Retour sur le geste

INTERVENTION. Dans le type de recherches que vous avez faites, on trouve certains universaux des gestes, des mouvements, au-delà des cultures ?

DELALANDE. Des universaux des mouvements, il y en a beaucoup, mais je ne connais pas tout. La recherche des universaux en musique est une thématique très intéressante et profonde. Personnellement je n'ai pas travaillé directement sur les universaux du geste mais sur les unités sémiotiques temporelles.

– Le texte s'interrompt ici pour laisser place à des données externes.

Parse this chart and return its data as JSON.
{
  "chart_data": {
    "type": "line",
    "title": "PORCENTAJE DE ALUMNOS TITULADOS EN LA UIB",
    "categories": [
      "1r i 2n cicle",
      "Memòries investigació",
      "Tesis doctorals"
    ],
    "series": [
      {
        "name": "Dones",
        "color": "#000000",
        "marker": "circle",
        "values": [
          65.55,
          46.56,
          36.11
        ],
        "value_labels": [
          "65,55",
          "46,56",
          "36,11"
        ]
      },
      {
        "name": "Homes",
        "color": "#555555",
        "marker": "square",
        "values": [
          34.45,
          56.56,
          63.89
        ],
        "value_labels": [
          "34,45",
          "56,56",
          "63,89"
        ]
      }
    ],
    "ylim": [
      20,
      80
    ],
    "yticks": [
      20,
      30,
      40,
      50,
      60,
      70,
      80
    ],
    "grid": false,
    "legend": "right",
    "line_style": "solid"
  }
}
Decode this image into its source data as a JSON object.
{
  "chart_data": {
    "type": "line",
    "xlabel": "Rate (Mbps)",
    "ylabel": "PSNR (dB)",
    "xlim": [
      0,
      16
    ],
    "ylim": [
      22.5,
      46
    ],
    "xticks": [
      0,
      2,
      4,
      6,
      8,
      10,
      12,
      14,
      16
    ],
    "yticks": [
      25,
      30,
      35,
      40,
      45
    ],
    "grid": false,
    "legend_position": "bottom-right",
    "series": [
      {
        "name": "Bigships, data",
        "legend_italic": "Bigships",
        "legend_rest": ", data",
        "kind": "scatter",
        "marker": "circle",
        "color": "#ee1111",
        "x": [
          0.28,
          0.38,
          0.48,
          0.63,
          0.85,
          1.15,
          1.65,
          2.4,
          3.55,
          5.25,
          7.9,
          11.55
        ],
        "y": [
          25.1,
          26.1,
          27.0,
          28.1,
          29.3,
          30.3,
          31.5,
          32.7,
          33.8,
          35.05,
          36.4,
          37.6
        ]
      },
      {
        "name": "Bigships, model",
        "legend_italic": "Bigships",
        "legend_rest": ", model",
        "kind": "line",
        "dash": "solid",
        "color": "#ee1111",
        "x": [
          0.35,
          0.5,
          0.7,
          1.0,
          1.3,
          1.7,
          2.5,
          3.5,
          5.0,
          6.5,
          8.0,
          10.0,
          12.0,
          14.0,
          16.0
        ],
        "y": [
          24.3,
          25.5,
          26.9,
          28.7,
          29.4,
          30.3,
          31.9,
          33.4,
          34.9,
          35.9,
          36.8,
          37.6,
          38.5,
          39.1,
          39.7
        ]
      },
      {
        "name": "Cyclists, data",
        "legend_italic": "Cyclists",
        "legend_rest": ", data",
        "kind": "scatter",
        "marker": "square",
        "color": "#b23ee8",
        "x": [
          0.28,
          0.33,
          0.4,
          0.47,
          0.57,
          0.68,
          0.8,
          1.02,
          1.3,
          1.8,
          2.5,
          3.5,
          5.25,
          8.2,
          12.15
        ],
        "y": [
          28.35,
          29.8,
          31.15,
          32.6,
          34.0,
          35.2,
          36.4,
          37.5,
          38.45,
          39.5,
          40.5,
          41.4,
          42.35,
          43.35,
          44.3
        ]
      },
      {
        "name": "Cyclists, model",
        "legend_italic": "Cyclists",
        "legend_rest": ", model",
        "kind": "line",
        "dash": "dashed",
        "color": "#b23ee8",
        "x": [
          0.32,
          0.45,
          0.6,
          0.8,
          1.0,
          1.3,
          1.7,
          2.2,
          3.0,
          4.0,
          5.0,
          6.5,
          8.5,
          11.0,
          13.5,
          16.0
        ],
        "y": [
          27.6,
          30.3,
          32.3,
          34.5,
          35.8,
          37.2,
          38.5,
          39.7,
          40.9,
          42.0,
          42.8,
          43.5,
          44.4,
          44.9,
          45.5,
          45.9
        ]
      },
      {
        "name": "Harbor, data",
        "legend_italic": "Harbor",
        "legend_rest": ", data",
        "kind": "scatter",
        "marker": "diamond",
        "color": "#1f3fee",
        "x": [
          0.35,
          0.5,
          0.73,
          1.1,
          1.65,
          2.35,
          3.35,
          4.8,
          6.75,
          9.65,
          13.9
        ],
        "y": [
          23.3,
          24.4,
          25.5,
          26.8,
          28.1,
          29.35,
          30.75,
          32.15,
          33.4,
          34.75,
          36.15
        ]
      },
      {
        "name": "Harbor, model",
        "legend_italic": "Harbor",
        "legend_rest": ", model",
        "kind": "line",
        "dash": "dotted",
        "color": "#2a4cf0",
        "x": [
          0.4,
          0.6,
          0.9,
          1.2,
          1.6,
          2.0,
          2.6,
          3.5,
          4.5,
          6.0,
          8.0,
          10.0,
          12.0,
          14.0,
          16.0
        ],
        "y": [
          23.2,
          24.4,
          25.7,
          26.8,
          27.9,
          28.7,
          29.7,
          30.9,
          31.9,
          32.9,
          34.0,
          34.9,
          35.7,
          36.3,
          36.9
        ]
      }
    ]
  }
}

Donnons un exemple très simple : il y a les ralentis, les accélérations ; il y a des formes temporelles que nous avons étudiées pour l'analyse de la musique électroacoustique mais nous nous sommes tout de suite rendu compte qu'on pouvait les observer et les trouver dans toutes les musiques. Ça n'a pas directement à voir avec le geste, mais plutôt avec la temporalité de la musique. Je ne connais pas grand-chose de l'universalité gestuelle des musiques, mais je sais comment cela se présente en France, et je peux dire que la gestualité du Nord est très différente de la gestualité du sud du pays, il n'y a pas besoin d'aller très loin pour s'en rendre compte.

Je voudrais revenir un petit peu en arrière et répondre à la question des musiques qui ne sont pas adaptées aux enfants. Je voudrais montrer des enfants qui dansent sur une musique de Stockhausen, mais avant cela nous verrons un enfant qui danse avec les cymbales.

La maîtresse avait demandé à l'enfant de faire une danse avec son corps, qu'il travaille corporellement pour produire les sons, et quand l'enfant a fini elle le félicita : « tu l'as fait très bien. » Cet élève qui habituellement s'exprimait avec des mouvements très grands, se jetait par terre, se levait exagérément, cette fois ne le fit pas de façon si ostentatoire ; flatté, probablement, par l'approbation de la maîtresse il répondit : « oui, je me suis beaucoup contenu... »

Maintenant nous allons écouter une musique qui n'est pas très présente dans l'environnement culturel des enfants et une danse faite par un enfant : c'est une œuvre pour piano de Karlheinz Stockhausen.

(Pendant la projection et que l'enfant danse, Delalande commente : « c'est intéressant parce qu'il y a beaucoup de silences, et l'enfant qui danse ne s'arrête pas. Pour lui il n'y a pas absence de mouvement).

On pourrait penser que cette musique contemporaine, qui au 20ème siècle a abandonné les structures, les schémas, qui recherche, explore, et s'exprime avec d'autres poétiques musicales, pourrait poser des problèmes à l'écoute, mais ça ne se produit pas toujours avec les enfants : ils sont capables de s'exprimer et d'avoir leur propre lecture de l'œuvre. Et cela se produit parce qu'il y a beaucoup de lecture possible d'une même œuvre musicale.

Quelles musiques sélectionner, lesquelles non ? Je n'ai pas de réponse absolue naturellement, je peux vous dire que par exemple si l'on pense que musique qui « peut paraître » très simple, comme celle de Mozart ou de Vivaldi, il est possible qu'elle soit plus difficile que cette musique contemporaine que nous venons d'écouter. Je crois que l'important est d'essayer, d'expérimenter, avec chaque groupe d'enfants, dans chaque contexte. Tout ce que je sais dans ce domaine est fondé sur quelques expériences, mais en réalité je ne connais pas de recherche systématique sur la réception par les enfants

Olivia m'avait proposé de suggérer des problèmes de recherche : en voilà un qui peut se mener avec des groupes de différents âges. En commençant à expérimenter avec les jeunes enfants, en proposant par exemple une œuvre musicale à différents groupes d'enfants dans les mêmes conditions – ceci est très important – en définissant les conditions et en préparant le travail avec tous les groupes par les mêmes expériences corporelles préparatoires comme nous avons vu tout à l'heure, (les jeux corporels, l'occupation de l'espace, la vitesse, la force, l'expressivité etc.) et ensuite en proposant une ou deux œuvres à tous les groupes, en ayant préparé des batteries d'observation dans le but de les comparer (qu'est-ce qui s'est produit, quelles similitudes, quelles différences ?) pour, ultérieurement, systématiser les observations et les communiquer.